- Open Access
Impaired spatial and contextual memory formation in galectin-1 deficient mice
© Sakaguchi et al; licensee BioMed Central Ltd. 2011
- Received: 27 May 2011
- Accepted: 1 September 2011
- Published: 1 September 2011
Galectins are a 15 member family of carbohydrate-binding proteins that have been implicated in cancer, immunity, inflammation and development. While galectins are expressed in the central nervous system, little is known about their function in the adult brain. Previously we have shown that galectin-1 (gal-1) is expressed in the adult hippocampus, and, in particular, in putative neural stem cells in the subgranular zone. To evaluate how gal-1 might contribute to hippocampal memory function here we studied galectin-1 null mutant (gal-1-/-) mice. Compared to their wildtype littermate controls, gal-1-/- mice exhibited impaired spatial learning in the water maze and contextual fear learning. Interestingly, tone fear conditioning was normal in gal-1-/- mice suggesting that loss of gal-1 might especially impact hippocampal learning and memory. Furthermore, gal-1-/- mice exhibited normal motor function, emotion and sensory processing in a battery of other behavioral tests, suggesting that non-mnemonic performance deficits are unlikely to account for the spatial and contextual learning deficits. Together, these data reveal a role for galectin-carbohydrate signalling in hippocampal memory function.
- Water Maze
- Fear Conditioning
- Adult Neurogenesis
- Contextual Fear Conditioning
- Startle Stimulus
The biological actions of carbohydrate molecules are mediated, in part, by interactions with lectins which recognize carbohydrate structures and bind to their specific sequences [1, 2]. Galectin-1 (gal-1) is a family member of a specific class of lectins, galectins, which regulate various biological functions through binding to lactosamine containing carbohydrate molecules [3–5]. While previous cell culture studies have identified a role for gal-1 in cell death, cell adhesion and neurite outgrowth [5, 6], few studies have studied the role of this lectin in central nervous system in vivo[7–11].
Previously we have shown that gal-1 is expressed in neural stem cells (NSCs) and regulates neurogenesis in the adult mouse brain [7–10]. In the subventricular zone (SVZ), loss of gal-1 leads to reduced adult neurogenesis, suggesting that gal-1 usually promotes proliferation of the adult SVZ NSCs [7, 9]. Consistent with these findings, we have found that administration of gal-1 promotes adult SVZ neurogenesis and functional recovery following ischemic brain injury [8, 9]. Conversely, inhibiting gal-1 blocks ischemia-induced upregulation of SVZ neurogenesis and associated functional recovery . Similarly, gal-1 potentiates the therapeutic effects of transplanted NSCs on recovery from spinal cord injury in non-human primates .
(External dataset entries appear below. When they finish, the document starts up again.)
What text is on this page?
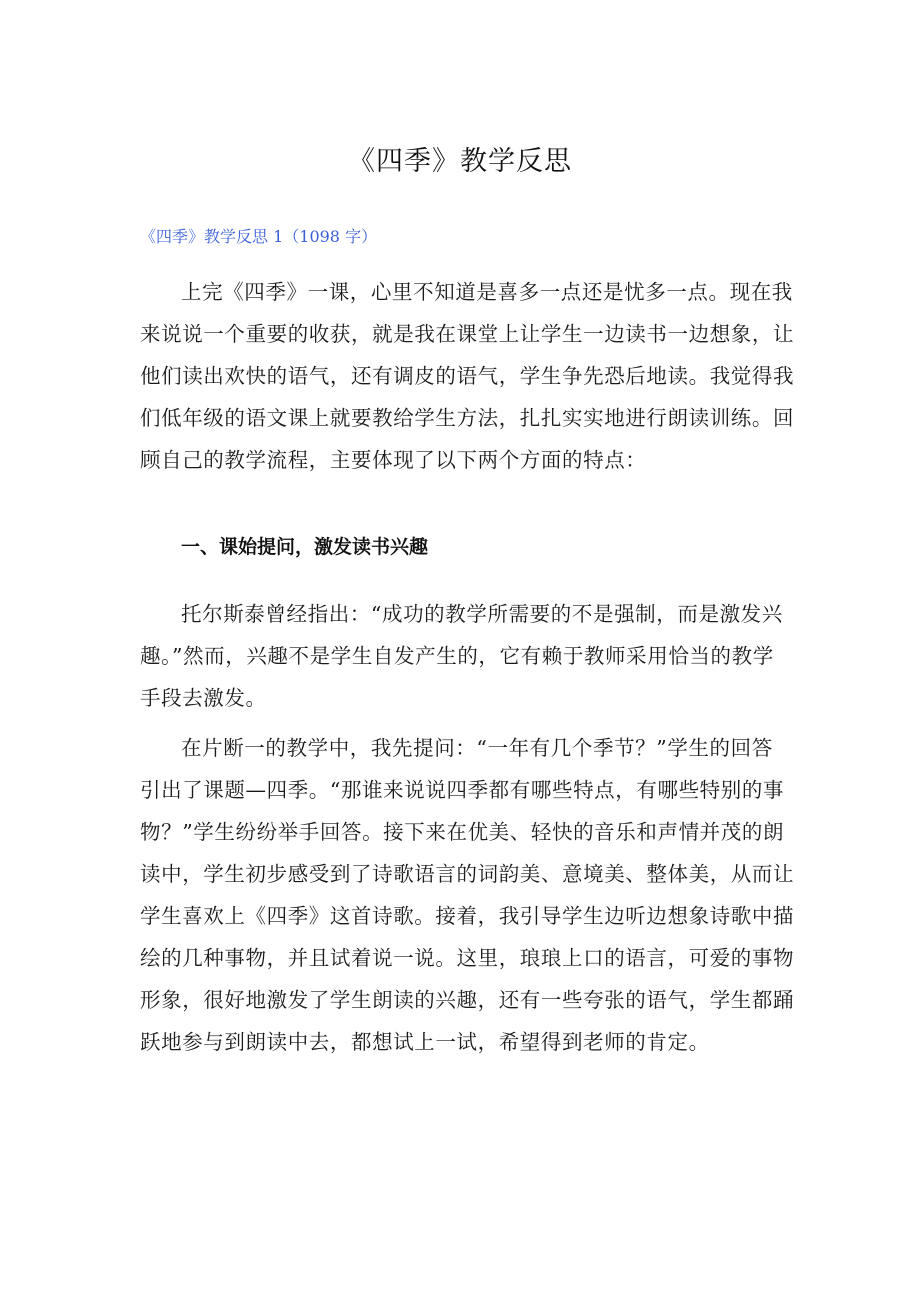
《四季》教学反思

《四季》教学反思 1（1098 字）

上完《四季》一课，心里不知道是喜多一点还是忧多一点。现在我
来说说一个重要的收获，就是我在课堂上让学生一边读书一边想象，让
他们读出欢快的语气，还有调皮的语气，学生争先恐后地读。我觉得我
们低年级的语文课上就要教给学生方法，扎扎实实地进行朗读训练。回
顾自己的教学流程，主要体现了以下两个方面的特点：
一、课始提问，激发读书兴趣
托尔斯泰曾经指出：“成功的教学所需要的不是强制，而是激发兴
趣。”然而，兴趣不是学生自发产生的，它有赖于教师采用恰当的教学
手段去激发。
在片断一的教学中，我先提问：“一年有几个季节？”学生的回答
引出了课题—四季。“那谁来说说四季都有哪些特点，有哪些特别的事
物？”学生纷纷举手回答。接下来在优美、轻快的音乐和声情并茂的朗
读中，学生初步感受到了诗歌语言的词韵美、意境美、整体美，从而让
学生喜欢上《四季》这首诗歌。接着，我引导学生边听边想象诗歌中描
绘的几种事物，并且试着说一说。这里，琅琅上口的语言，可爱的事物
形象，很好地激发了学生朗读的兴趣，还有一些夸张的语气，学生都踊
跃地参与到朗读中去，都想试上一试，希望得到老师的肯定。
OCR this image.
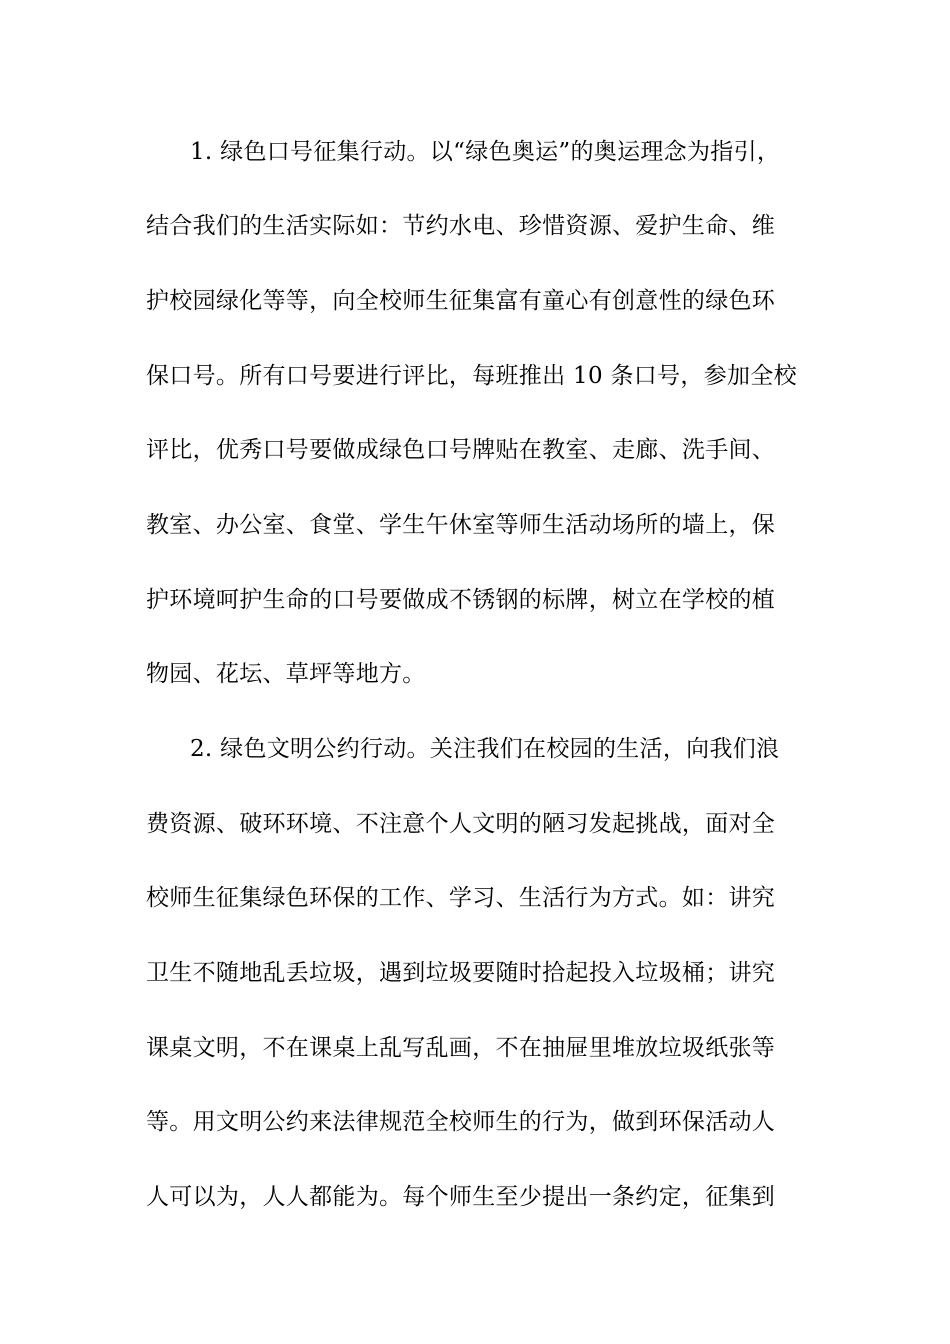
1. 绿色口号征集行动。以“绿色奥运”的奥运理念为指引，
结合我们的生活实际如：节约水电、珍惜资源、爱护生命、维
护校园绿化等等，向全校师生征集富有童心有创意性的绿色环
保口号。所有口号要进行评比，每班推出 10 条口号，参加全校
评比，优秀口号要做成绿色口号牌贴在教室、走廊、洗手间、
教室、办公室、食堂、学生午休室等师生活动场所的墙上，保
护环境呵护生命的口号要做成不锈钢的标牌，树立在学校的植
物园、花坛、草坪等地方。
2. 绿色文明公约行动。关注我们在校园的生活，向我们浪
费资源、破环环境、不注意个人文明的陋习发起挑战，面对全
校师生征集绿色环保的工作、学习、生活行为方式。如：讲究
卫生不随地乱丢垃圾，遇到垃圾要随时拾起投入垃圾桶；讲究
课桌文明，不在课桌上乱写乱画，不在抽屉里堆放垃圾纸张等
等。用文明公约来法律规范全校师生的行为，做到环保活动人
人可以为，人人都能为。每个师生至少提出一条约定，征集到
Gal-1 is also expressed in putative NSCs in the subgranular zone (SGZ) of the hippocampus [10, 13]. However, in contrast to SVZ neurogenesis, we found that loss of gal-1 led to increased levels of SGZ neurogenesis in adult mice in a C57BL/6 background , suggesting that gal-1 may usually down-regulate neurogenesis in the adult hippocampus. As the hippocampus plays a central role in learning and memory, this raises the possibility that gal-1 contributes to behavioral plasticity either via neurogenic or non-neurogenic (as gal-1 is also expressed in mature neurons in the CA1 and CA3 regions of the hippocampus) mechanisms. To evaluate this possibility here we characterize gal-1-/- mice in a range of learning and memory tasks, and we find that hippocampus-dependent contextual and spatial learning is deficient in these mice. These experiments reveal an important role for gal-1 in hippocampus-dependent learning and memory, and, more generally, represent a first step toward understanding how lectin-carbohydrate signalling contributes to hippocampal memory function.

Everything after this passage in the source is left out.